Surgical cost in Malaysia:
- Government hospital: RM50-200 (subsidised)
- Private hospital: RM3,000-8,000
Given that OT conservative treatment costs RM500-1,500 and succeeds in 73% of cases, trying OT first is financially and medically sensible.
Frequently Asked Questions
Can trigger finger come back after treatment? Yes. Recurrence rates are 20-30% within 3 years for both conservative and surgical treatment. Ongoing joint protection and activity modification reduce recurrence risk. If trigger finger recurs after conservative treatment, you can repeat OT or proceed to injection or surgery.
Does a steroid injection work? Steroid injection resolves trigger finger in 57-93% of cases (depending on severity) and provides faster relief than splinting. However, recurrence rates are higher after injection than after splinting (Cochrane Review, 2018). The OT may recommend trying splinting first, injection second, and surgery third.

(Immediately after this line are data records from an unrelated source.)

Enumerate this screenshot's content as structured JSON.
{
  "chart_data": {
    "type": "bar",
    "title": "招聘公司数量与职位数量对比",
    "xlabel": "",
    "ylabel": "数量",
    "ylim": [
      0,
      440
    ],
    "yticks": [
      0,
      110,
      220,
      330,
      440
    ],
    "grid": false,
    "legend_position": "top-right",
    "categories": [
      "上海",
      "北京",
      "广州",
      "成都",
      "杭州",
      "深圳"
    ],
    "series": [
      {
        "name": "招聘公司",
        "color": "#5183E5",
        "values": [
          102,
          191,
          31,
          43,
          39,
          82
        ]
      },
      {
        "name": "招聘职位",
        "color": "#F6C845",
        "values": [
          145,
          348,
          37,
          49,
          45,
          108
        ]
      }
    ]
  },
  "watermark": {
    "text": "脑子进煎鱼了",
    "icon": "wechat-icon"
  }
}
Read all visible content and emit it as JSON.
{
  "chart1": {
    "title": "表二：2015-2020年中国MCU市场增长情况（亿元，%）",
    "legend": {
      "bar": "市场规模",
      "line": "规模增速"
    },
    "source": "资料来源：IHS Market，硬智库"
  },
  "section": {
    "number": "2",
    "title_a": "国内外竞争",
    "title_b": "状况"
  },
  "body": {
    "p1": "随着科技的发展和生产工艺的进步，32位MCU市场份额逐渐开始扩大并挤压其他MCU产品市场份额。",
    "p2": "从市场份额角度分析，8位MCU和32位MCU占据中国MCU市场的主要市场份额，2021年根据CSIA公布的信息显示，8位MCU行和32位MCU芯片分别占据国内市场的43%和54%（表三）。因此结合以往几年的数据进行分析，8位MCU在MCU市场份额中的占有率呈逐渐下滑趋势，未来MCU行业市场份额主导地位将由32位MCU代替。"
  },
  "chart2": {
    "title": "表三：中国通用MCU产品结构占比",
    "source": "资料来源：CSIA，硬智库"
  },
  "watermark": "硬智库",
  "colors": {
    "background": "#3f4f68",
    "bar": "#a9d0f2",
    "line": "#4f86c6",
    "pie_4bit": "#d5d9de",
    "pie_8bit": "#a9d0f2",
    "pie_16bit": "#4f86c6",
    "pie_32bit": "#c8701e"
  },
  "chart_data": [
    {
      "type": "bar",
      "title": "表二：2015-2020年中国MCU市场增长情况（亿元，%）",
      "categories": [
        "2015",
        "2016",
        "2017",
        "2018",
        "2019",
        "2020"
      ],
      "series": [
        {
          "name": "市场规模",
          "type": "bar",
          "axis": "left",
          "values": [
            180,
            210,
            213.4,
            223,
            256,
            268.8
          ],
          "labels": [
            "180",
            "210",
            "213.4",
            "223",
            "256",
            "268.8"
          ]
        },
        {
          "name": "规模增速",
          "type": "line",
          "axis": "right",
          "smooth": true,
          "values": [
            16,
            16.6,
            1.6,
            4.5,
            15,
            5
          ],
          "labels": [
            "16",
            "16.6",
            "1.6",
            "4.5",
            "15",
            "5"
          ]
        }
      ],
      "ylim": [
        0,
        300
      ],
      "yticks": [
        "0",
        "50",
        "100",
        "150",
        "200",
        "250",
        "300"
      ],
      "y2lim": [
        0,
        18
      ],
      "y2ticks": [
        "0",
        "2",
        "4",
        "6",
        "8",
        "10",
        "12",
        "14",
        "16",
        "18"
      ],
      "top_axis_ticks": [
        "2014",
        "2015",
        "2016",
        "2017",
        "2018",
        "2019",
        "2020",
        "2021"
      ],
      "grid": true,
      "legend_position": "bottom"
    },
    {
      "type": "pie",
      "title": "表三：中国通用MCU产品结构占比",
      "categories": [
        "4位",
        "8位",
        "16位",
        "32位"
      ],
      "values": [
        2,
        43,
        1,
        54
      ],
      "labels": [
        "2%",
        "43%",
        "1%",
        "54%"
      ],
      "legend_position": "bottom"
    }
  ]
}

I have trigger finger in multiple fingers. Can OT still help? Yes, but success rates decrease with multiple affected fingers. The OT can splint and treat 2-3 fingers simultaneously. If more than 3 fingers are affected, surgical referral is usually more practical.
Surgery Is Always Available Later. Try OT First.
A RM100 splint and 6 weeks of exercises resolve trigger finger in 3 out of 4 people. Surgery is always there as a backup. But once you have surgery, you can’t un-have it. Conservative treatment has no downside, and a 73% chance of being the only treatment you need.